Appréciation de la cour
Tenu à une obligation particulière d’information et de conseil, il incombait à l’avocat de rappeler à sa cliente la possibilité de faire l’économie de la contrepartie financière de cette clause lors de la procédure de licenciement ce qui pour la société Unipatis, en dépit de l’utilité de la clause de non-concurrence pour l’employeur pouvait être une option compte tenu de ses difficultés financières dont elle justifie. Il ne saurait en effet être préjugé de la décision de la société Unipatis si l’avocat avait rempli son obligation d’information et de conseil à l’égard de sa cliente.

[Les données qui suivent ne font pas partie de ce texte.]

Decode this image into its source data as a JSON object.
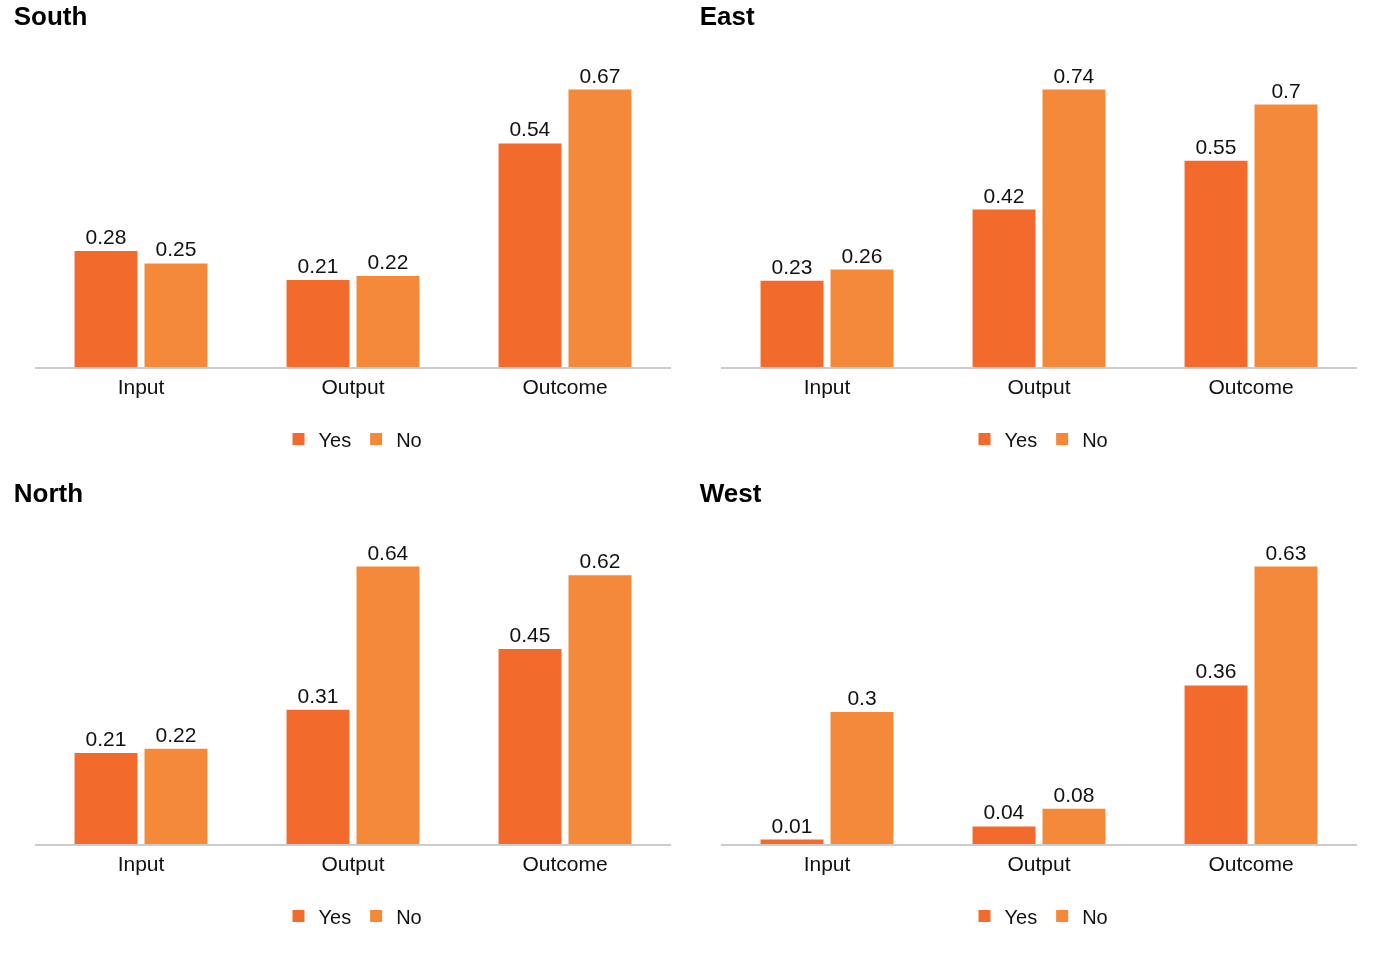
{
  "chart_data": [
    {
      "type": "bar",
      "title": "South",
      "categories": [
        "Input",
        "Output",
        "Outcome"
      ],
      "data_labels": true,
      "legend": "bottom",
      "grid": false,
      "series": [
        {
          "name": "Yes",
          "color": "#f26a2c",
          "values": [
            0.28,
            0.21,
            0.54
          ]
        },
        {
          "name": "No",
          "color": "#f5893a",
          "values": [
            0.25,
            0.22,
            0.67
          ]
        }
      ]
    },
    {
      "type": "bar",
      "title": "East",
      "categories": [
        "Input",
        "Output",
        "Outcome"
      ],
      "data_labels": true,
      "legend": "bottom",
      "grid": false,
      "series": [
        {
          "name": "Yes",
          "color": "#f26a2c",
          "values": [
            0.23,
            0.42,
            0.55
          ]
        },
        {
          "name": "No",
          "color": "#f5893a",
          "values": [
            0.26,
            0.74,
            0.7
          ]
        }
      ]
    },
    {
      "type": "bar",
      "title": "North",
      "categories": [
        "Input",
        "Output",
        "Outcome"
      ],
      "data_labels": true,
      "legend": "bottom",
      "grid": false,
      "series": [
        {
          "name": "Yes",
          "color": "#f26a2c",
          "values": [
            0.21,
            0.31,
            0.45
          ]
        },
        {
          "name": "No",
          "color": "#f5893a",
          "values": [
            0.22,
            0.64,
            0.62
          ]
        }
      ]
    },
    {
      "type": "bar",
      "title": "West",
      "categories": [
        "Input",
        "Output",
        "Outcome"
      ],
      "data_labels": true,
      "legend": "bottom",
      "grid": false,
      "series": [
        {
          "name": "Yes",
          "color": "#f26a2c",
          "values": [
            0.01,
            0.04,
            0.36
          ]
        },
        {
          "name": "No",
          "color": "#f5893a",
          "values": [
            0.3,
            0.08,
            0.63
          ]
        }
      ]
    }
  ]
}
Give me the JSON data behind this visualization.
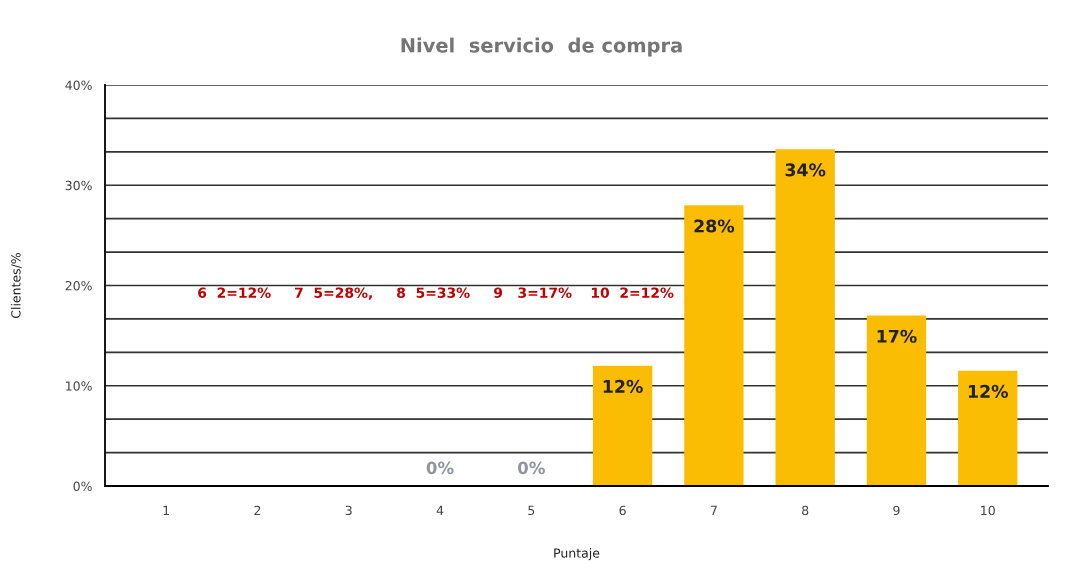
{
  "chart_data": {
    "type": "bar",
    "title": "Nivel  servicio  de compra",
    "xlabel": "Puntaje",
    "ylabel": "Clientes/%",
    "categories": [
      "1",
      "2",
      "3",
      "4",
      "5",
      "6",
      "7",
      "8",
      "9",
      "10"
    ],
    "values": [
      null,
      null,
      null,
      0,
      0,
      12,
      28,
      33.6,
      17,
      11.5
    ],
    "value_labels": [
      null,
      null,
      null,
      "0%",
      "0%",
      "12%",
      "28%",
      "34%",
      "17%",
      "12%"
    ],
    "color": "#fbbc04",
    "ylim": [
      0,
      40
    ],
    "yticks": [
      {
        "value": 0,
        "label": "0%"
      },
      {
        "value": 3.33,
        "label": null
      },
      {
        "value": 6.67,
        "label": null
      },
      {
        "value": 10,
        "label": "10%"
      },
      {
        "value": 13.33,
        "label": null
      },
      {
        "value": 16.67,
        "label": null
      },
      {
        "value": 20,
        "label": "20%"
      },
      {
        "value": 23.33,
        "label": null
      },
      {
        "value": 26.67,
        "label": null
      },
      {
        "value": 30,
        "label": "30%"
      },
      {
        "value": 33.33,
        "label": null
      },
      {
        "value": 36.67,
        "label": null
      },
      {
        "value": 40,
        "label": "40%"
      }
    ],
    "grid": "y",
    "annotations": [
      "6  2=12%",
      "7  5=28%,",
      "8  5=33%",
      "9   3=17%",
      "10  2=12%"
    ]
  }
}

Pour autant, le préjudice qui résulte de ce manquement se limite à la perte de chance de ne pas avoir eu la possibilité de faire un choix éclairé sur la levée ou non de la clause. Or, il est constant qu’une perte de chance ne se confond pas avec un préjudice consommé contrairement à ce que la société Unipatis prétend. Cette perte de chance doit ainsi être mesurée à la chance perdue et ne peut être égale à l’avantage qu’aurait procuré cette chance si elle s’était réalisée. L’arrêt de la cour d’appel de Lyon du 25 juin 2013 n° RG 12/05032 cité par l’appelante n’est pas transposable au présent litige puisque dans l’espèce soumise à cette cour, le dossier montrait que l’employeur avait entendu renoncer à l’application de la clause de non-concurrence si bien que, en quelque sorte, il était démontré dans cette espèce que la perte de chance de l’employeur était totale.

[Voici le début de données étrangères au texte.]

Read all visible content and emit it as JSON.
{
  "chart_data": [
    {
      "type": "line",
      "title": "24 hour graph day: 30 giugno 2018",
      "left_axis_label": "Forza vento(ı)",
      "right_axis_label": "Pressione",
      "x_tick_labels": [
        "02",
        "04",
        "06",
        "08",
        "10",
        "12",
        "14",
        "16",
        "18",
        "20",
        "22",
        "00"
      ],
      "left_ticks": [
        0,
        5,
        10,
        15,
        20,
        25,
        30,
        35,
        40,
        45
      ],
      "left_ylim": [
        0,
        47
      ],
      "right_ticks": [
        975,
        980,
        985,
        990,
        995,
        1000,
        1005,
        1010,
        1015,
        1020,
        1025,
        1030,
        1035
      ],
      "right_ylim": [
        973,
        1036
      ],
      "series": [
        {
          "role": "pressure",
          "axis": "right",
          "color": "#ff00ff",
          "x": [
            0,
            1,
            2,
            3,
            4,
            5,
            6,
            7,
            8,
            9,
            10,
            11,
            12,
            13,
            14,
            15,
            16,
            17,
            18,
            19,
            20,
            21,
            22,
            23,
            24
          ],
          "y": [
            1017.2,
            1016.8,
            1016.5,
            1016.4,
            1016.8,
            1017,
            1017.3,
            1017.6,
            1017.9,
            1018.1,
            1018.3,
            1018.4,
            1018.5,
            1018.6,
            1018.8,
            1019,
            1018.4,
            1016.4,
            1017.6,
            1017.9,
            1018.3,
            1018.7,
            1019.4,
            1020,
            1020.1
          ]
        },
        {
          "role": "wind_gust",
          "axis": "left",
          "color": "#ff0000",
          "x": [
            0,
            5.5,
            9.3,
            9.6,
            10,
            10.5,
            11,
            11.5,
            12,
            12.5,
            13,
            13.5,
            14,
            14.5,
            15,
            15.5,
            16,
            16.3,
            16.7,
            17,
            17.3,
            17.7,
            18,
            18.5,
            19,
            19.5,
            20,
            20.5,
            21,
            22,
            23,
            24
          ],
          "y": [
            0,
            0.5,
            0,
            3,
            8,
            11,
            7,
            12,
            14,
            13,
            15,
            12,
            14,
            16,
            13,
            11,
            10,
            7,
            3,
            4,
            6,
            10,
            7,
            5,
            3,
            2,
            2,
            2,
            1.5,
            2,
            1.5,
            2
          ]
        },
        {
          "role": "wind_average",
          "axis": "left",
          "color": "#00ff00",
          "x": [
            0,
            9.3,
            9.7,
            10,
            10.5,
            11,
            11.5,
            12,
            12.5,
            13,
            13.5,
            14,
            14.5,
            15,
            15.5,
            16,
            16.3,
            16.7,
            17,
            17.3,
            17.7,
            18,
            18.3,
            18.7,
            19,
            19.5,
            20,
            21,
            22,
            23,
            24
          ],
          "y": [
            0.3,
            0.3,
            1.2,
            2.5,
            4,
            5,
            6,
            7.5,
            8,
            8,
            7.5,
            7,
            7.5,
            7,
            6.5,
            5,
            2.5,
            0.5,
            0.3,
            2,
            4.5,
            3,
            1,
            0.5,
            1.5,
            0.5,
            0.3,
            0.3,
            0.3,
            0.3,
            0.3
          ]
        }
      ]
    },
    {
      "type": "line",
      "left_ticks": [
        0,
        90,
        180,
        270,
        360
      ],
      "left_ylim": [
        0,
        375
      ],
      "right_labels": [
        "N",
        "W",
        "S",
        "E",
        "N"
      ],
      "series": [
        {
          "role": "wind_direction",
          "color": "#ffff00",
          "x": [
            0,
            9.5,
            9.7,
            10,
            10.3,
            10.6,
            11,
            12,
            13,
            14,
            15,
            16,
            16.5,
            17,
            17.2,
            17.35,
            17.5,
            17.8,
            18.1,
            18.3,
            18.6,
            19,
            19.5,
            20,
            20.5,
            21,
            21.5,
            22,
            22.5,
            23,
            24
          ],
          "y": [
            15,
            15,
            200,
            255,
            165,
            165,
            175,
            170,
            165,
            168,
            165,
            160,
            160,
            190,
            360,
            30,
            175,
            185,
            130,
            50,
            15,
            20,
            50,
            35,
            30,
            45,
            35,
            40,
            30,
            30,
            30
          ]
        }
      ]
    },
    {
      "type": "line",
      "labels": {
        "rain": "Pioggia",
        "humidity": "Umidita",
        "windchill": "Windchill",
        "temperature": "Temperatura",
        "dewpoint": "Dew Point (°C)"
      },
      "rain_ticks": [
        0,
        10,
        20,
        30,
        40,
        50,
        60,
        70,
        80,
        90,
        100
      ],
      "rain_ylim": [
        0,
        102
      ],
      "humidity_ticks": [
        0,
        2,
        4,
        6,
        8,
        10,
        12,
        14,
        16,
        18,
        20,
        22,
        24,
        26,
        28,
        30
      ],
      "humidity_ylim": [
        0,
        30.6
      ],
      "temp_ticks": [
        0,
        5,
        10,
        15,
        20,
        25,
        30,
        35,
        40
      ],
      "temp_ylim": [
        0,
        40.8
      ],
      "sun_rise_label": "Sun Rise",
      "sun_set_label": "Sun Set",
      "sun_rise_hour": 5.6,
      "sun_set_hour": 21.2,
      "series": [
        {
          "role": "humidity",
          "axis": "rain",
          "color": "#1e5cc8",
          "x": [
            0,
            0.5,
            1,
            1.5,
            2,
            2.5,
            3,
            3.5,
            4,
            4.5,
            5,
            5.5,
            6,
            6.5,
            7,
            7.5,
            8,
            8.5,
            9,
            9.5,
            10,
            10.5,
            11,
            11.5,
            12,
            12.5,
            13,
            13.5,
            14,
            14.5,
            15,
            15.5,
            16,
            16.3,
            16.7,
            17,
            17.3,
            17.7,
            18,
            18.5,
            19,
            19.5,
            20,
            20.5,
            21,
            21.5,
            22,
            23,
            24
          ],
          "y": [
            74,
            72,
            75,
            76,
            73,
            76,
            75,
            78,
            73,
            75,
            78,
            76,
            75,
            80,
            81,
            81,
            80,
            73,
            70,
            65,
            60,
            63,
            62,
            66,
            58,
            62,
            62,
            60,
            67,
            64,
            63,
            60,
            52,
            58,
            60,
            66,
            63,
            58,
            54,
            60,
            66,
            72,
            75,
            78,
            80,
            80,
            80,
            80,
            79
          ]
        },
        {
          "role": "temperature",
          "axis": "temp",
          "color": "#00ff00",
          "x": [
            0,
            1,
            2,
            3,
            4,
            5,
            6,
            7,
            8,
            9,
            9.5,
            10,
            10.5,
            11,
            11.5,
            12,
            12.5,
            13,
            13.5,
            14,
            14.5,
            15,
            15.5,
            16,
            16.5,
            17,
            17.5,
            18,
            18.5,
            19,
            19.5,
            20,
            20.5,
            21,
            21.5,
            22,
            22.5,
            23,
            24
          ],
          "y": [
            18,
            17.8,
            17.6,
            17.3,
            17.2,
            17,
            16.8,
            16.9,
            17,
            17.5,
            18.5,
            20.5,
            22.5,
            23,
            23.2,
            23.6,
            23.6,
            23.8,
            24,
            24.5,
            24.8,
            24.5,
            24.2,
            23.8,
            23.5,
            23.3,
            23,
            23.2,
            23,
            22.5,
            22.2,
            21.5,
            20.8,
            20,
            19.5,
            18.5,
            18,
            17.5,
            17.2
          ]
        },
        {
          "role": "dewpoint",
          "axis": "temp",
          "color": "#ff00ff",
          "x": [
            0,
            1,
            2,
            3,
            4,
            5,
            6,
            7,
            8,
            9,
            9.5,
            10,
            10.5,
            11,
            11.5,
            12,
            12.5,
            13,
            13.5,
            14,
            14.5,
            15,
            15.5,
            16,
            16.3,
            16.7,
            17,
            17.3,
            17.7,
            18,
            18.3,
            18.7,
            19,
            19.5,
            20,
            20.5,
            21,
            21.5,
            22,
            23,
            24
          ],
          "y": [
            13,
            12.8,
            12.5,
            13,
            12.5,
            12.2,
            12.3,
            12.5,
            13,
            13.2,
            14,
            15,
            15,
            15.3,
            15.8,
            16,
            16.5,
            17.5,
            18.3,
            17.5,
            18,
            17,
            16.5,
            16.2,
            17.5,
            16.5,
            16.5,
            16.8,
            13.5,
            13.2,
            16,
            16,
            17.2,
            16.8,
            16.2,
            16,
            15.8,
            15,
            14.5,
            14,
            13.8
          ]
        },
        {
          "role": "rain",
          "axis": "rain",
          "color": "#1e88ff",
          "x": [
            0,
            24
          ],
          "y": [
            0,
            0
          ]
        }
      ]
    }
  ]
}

Or, dans la présente affaire, la société Unipatis exclut toute perte de chance et ne demande pas la réparation d’un tel préjudice de sorte que sa demande au titre de la réparation du préjudice constitué selon elle par l’obligation de s’acquitter de toutes les sommes mises à sa charge par l’arrêt définitif de la cour d’appel de Caen du 18 octobre 2018 outre cotisations sociales patronales ne peut qu’être rejetée.
Le jugement déféré ne peut donc qu’être confirmé en ce qu’il a débouté la société Unipatis de ses prétentions indemnitaires.
Les demandes accessoires
Compte tenu du sens du présent arrêt, le jugement déféré sera confirmé sur les dépens et sur l’application de l’article 700 du code de procédure civile.
Il n’y a pas lieu à application des dites dispositions en cause d’appel.
Compte tenu du sens du présent arrêt, chaque partie conservera la charge de ses dépens d’appel.
PAR CES MOTIFS
La Cour, statuant par arrêt contradictoire et mis à disposition,
DIT que M. [T] a manqué à son obligation particulière d’information et de conseil à l’égard de la société Unipatis,
CONFIRME le jugement rendu le 16 décembre 2020 par le tribunal judiciaire de Chartres,
DÉBOUTE chaque partie de sa demande au titre de l’article 700 du code de procédure civile,
CONDAMNE la société Unipatis aux dépens d’appel.
— prononcé par mise à disposition de l’arrêt au greffe de la cour, les parties en ayant été préalablement avisées dans les conditions prévues au deuxième alinéa de l’article 450 du code de procédure civile,
— signé par Madame Nathalie LAUER, conseiller pour le président empêché et par Madame Natacha BOURGUEIL, greffier, auquel la minute de la décision a été remise par le magistrat signataire.